Non mi è piaciuto il suo Jobs Act, uno stupido ed inutile regalo a Confindustria che ha cancellato il concetto di stabilità nel lavoro, rendendo tutti precari a vita; non mi è piaciuta la sua “pessima”scuola, che ha trasformato gli insegnanti in pedine senza diritti e senza vita propria, e dato ai presidi licenza di uccidere; ed in particolare sono avvelenato con lui, come lo è quel mio amico, per avermi per ben due volte illuso sull’anticipo pensionistico. Che avrei potuto finalmente godermi un’agognata pensione più tardi di quello che mi sarebbe spettato, vero (ma questo non per colpa sua), ma prima di quanto avrei dovuto ancora attendere. La prima volta circa un anno fa, quando si era messo a parlare della nonna di cinquantasette anni che, con qualche decina d’euro in meno sulla pensione, avrebbe potuto occuparsi del nipotino a casa. Io di anni ne avevo già sessantuno, magari ci poteva scappare qualcosa anche per un maschietto come me. E invece il discorso veniva rinviato per mancanza di fondi. Poi quest’anno, con la mitica APE. E con la riduzione di circa il quaranta per cento sull’importo, metà del quale a beneficio di banche ed assicurazioni. Un accordo dal chiaro sapore di sfottò, di presa in giro, presentato come un reale superamento della legge Fornero. Legge Fornero: un’altra boiata inammissibile, prodotta da un governo di manager strapagati, che aveva eliminato senza problemi il diritto acquisito di un lavoratore di andare in pensione a sessant’anni o con quarant’anni di servizio, senza che la Consulta avesse niente da ridire. Eh già, gli unici diritti acquisiti che per la Costituzione non si possono toccare sono quelli dei loro assurdi e incomprensibili privilegi.

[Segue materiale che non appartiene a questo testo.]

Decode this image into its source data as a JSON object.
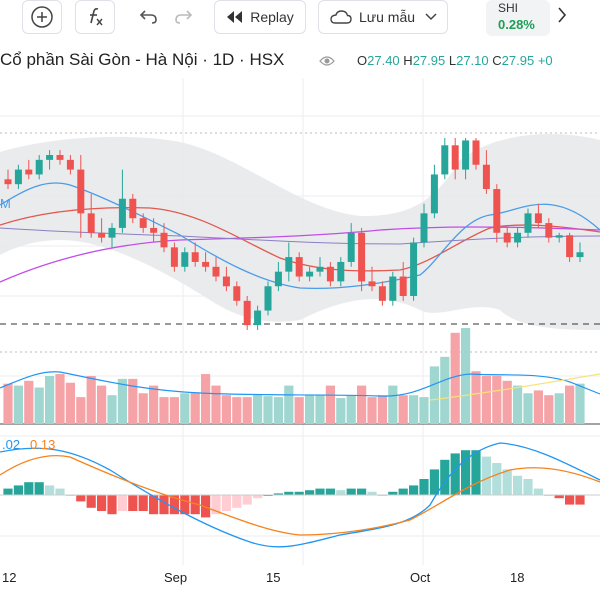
{
  "toolbar": {
    "replay_label": "Replay",
    "save_label": "Lưu mẫu",
    "ticker": {
      "symbol": "SHI",
      "change": "0.28%"
    }
  },
  "header": {
    "title": "Cổ phần Sài Gòn - Hà Nội · 1D · HSX",
    "ohlc": {
      "o_label": "O",
      "o": "27.40",
      "h_label": "H",
      "h": "27.95",
      "l_label": "L",
      "l": "27.10",
      "c_label": "C",
      "c": "27.95",
      "tail": "+0"
    }
  },
  "price_label_fragment": "M",
  "macd_legend": {
    "macd": ".02",
    "signal": "0.13"
  },
  "x_axis": [
    "12",
    "Sep",
    "15",
    "Oct",
    "18"
  ],
  "colors": {
    "up": "#26a69a",
    "down": "#ef5350",
    "bb_fill": "#e6e7ea",
    "ma_blue": "#4a9ce8",
    "ma_red": "#e2584d",
    "ma_purple": "#c14ee8"
  },
  "chart_data": {
    "type": "candlestick",
    "candles": [
      [
        27.1,
        27.3,
        26.9,
        27.0
      ],
      [
        27.0,
        27.4,
        26.9,
        27.3
      ],
      [
        27.3,
        27.5,
        27.1,
        27.2
      ],
      [
        27.2,
        27.6,
        27.1,
        27.5
      ],
      [
        27.5,
        27.7,
        27.3,
        27.6
      ],
      [
        27.6,
        27.7,
        27.4,
        27.5
      ],
      [
        27.5,
        27.6,
        27.2,
        27.3
      ],
      [
        27.3,
        27.6,
        25.9,
        26.4
      ],
      [
        26.4,
        26.8,
        25.9,
        26.0
      ],
      [
        26.0,
        26.3,
        25.8,
        25.9
      ],
      [
        25.9,
        26.2,
        25.7,
        26.1
      ],
      [
        26.1,
        27.3,
        26.0,
        26.7
      ],
      [
        26.7,
        26.8,
        26.2,
        26.3
      ],
      [
        26.3,
        26.4,
        26.0,
        26.1
      ],
      [
        26.1,
        26.3,
        25.8,
        26.0
      ],
      [
        26.0,
        26.2,
        25.6,
        25.7
      ],
      [
        25.7,
        25.8,
        25.2,
        25.3
      ],
      [
        25.3,
        25.7,
        25.2,
        25.6
      ],
      [
        25.6,
        25.8,
        25.3,
        25.4
      ],
      [
        25.4,
        25.6,
        25.2,
        25.3
      ],
      [
        25.3,
        25.5,
        25.0,
        25.1
      ],
      [
        25.1,
        25.3,
        24.8,
        24.9
      ],
      [
        24.9,
        25.0,
        24.5,
        24.6
      ],
      [
        24.6,
        24.7,
        24.0,
        24.1
      ],
      [
        24.1,
        24.5,
        24.0,
        24.4
      ],
      [
        24.4,
        25.0,
        24.3,
        24.9
      ],
      [
        24.9,
        25.4,
        24.8,
        25.2
      ],
      [
        25.2,
        25.8,
        25.0,
        25.5
      ],
      [
        25.5,
        25.6,
        25.0,
        25.1
      ],
      [
        25.1,
        25.3,
        25.0,
        25.2
      ],
      [
        25.2,
        25.5,
        25.1,
        25.3
      ],
      [
        25.3,
        25.4,
        24.9,
        25.0
      ],
      [
        25.0,
        25.5,
        24.9,
        25.4
      ],
      [
        25.4,
        26.2,
        25.3,
        26.0
      ],
      [
        26.0,
        26.1,
        24.8,
        25.0
      ],
      [
        25.0,
        25.3,
        24.8,
        24.9
      ],
      [
        24.9,
        25.0,
        24.5,
        24.6
      ],
      [
        24.6,
        25.2,
        24.5,
        25.1
      ],
      [
        25.1,
        25.4,
        24.6,
        24.7
      ],
      [
        24.7,
        25.9,
        24.6,
        25.8
      ],
      [
        25.8,
        26.6,
        25.7,
        26.4
      ],
      [
        26.4,
        27.4,
        26.3,
        27.2
      ],
      [
        27.2,
        27.95,
        27.1,
        27.8
      ],
      [
        27.8,
        27.95,
        27.1,
        27.3
      ],
      [
        27.3,
        27.95,
        27.1,
        27.9
      ],
      [
        27.9,
        27.95,
        27.3,
        27.4
      ],
      [
        27.4,
        27.7,
        26.8,
        26.9
      ],
      [
        26.9,
        27.0,
        25.8,
        26.0
      ],
      [
        26.0,
        26.1,
        25.7,
        25.8
      ],
      [
        25.8,
        26.1,
        25.7,
        26.0
      ],
      [
        26.0,
        26.5,
        25.9,
        26.4
      ],
      [
        26.4,
        26.6,
        26.1,
        26.2
      ],
      [
        26.2,
        26.3,
        25.8,
        25.9
      ],
      [
        25.9,
        26.0,
        25.8,
        25.95
      ],
      [
        25.95,
        26.0,
        25.4,
        25.5
      ],
      [
        25.5,
        25.8,
        25.4,
        25.6
      ]
    ],
    "volume": [
      0.42,
      0.4,
      0.45,
      0.38,
      0.5,
      0.52,
      0.43,
      0.28,
      0.5,
      0.4,
      0.3,
      0.47,
      0.47,
      0.32,
      0.4,
      0.28,
      0.28,
      0.32,
      0.33,
      0.52,
      0.4,
      0.3,
      0.28,
      0.28,
      0.3,
      0.29,
      0.28,
      0.4,
      0.28,
      0.3,
      0.3,
      0.4,
      0.27,
      0.3,
      0.4,
      0.28,
      0.3,
      0.4,
      0.3,
      0.3,
      0.28,
      0.6,
      0.7,
      0.95,
      1.0,
      0.55,
      0.5,
      0.5,
      0.45,
      0.4,
      0.32,
      0.35,
      0.3,
      0.32,
      0.4,
      0.42
    ],
    "macd": [
      0.02,
      0.03,
      0.04,
      0.04,
      0.03,
      0.02,
      0.0,
      -0.02,
      -0.04,
      -0.05,
      -0.06,
      -0.05,
      -0.05,
      -0.05,
      -0.06,
      -0.06,
      -0.06,
      -0.06,
      -0.06,
      -0.07,
      -0.06,
      -0.05,
      -0.04,
      -0.03,
      -0.01,
      0.0,
      0.005,
      0.01,
      0.01,
      0.015,
      0.02,
      0.02,
      0.015,
      0.02,
      0.02,
      0.01,
      0.0,
      0.01,
      0.02,
      0.03,
      0.05,
      0.08,
      0.11,
      0.13,
      0.14,
      0.14,
      0.12,
      0.1,
      0.08,
      0.06,
      0.05,
      0.02,
      0.0,
      -0.01,
      -0.03,
      -0.03
    ]
  }
}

Avevo apprezzato la sua promessa di mettersi da parte in caso di sconfitta al referendum (cosa che dovrebbe fare qualsiasi persona seria in caso di un proprio fallimento, per quanto, alla fine, questo ci costringerebbe a cercare un premier fra gli immigrati), anche se si era poi rivelata un tremendo autogol, e ritengo ora una vergogna vedergli fare un passo indietro in proposito. Come avevo suggerito in un precedente articolo, sarebbe stato molto più dignitoso e produttivo garantire le proprie dimissioni anche in caso di vittoria del SÌ, per poter andare subito al voto con le nuove regole. Avrebbe tolto all’opposizione il principale argomento per far votare NO, avrebbe dato ai cittadini la possibilità di ragionare davvero sul tema proposto, e credo sarebbe stato molto più apprezzato del suo squallido voltafaccia, con relativo, presumibile ritorno in termini di consensi alle urne. Ed ora, per cercare di mercanteggiare qualche appoggio ed evitare la debacle elettorale, si dichiara disponibile perfino a manomettere la nuova legge elettorale, togliendo il ballottaggio, e di fatto rendendola così perfettamente inutile: sì, forse non sarà moralmente giusto che una forza politica arrivi a governare con un 30% di consensi (che in seguito al ballottaggio diventerebbe 50% più uno), ma è ancora meno utile all’Italia avere una situazione di stallo che costringa continuamente a nuove e inutili elezioni, o a vergognosi inciuci come quelli Letta – Berlusconi o Renzi – Alfano – Verdini. Gli spagnoli hanno votato per due volte a distanza di sei mesi, e non ho notizie sulla loro attuale situazione, per una legge elettorale altrettanto lacunosa. Sono convinto che un analogo Espanicum li farebbe saltare di gioia.


Poi c’è la favola che racconta sempre in giro sugli investimenti. E su questo non è solo. Industriali, economisti, sindacati, perfino il drago Draghi: tutti d’accordo nell’invocare questa panacea.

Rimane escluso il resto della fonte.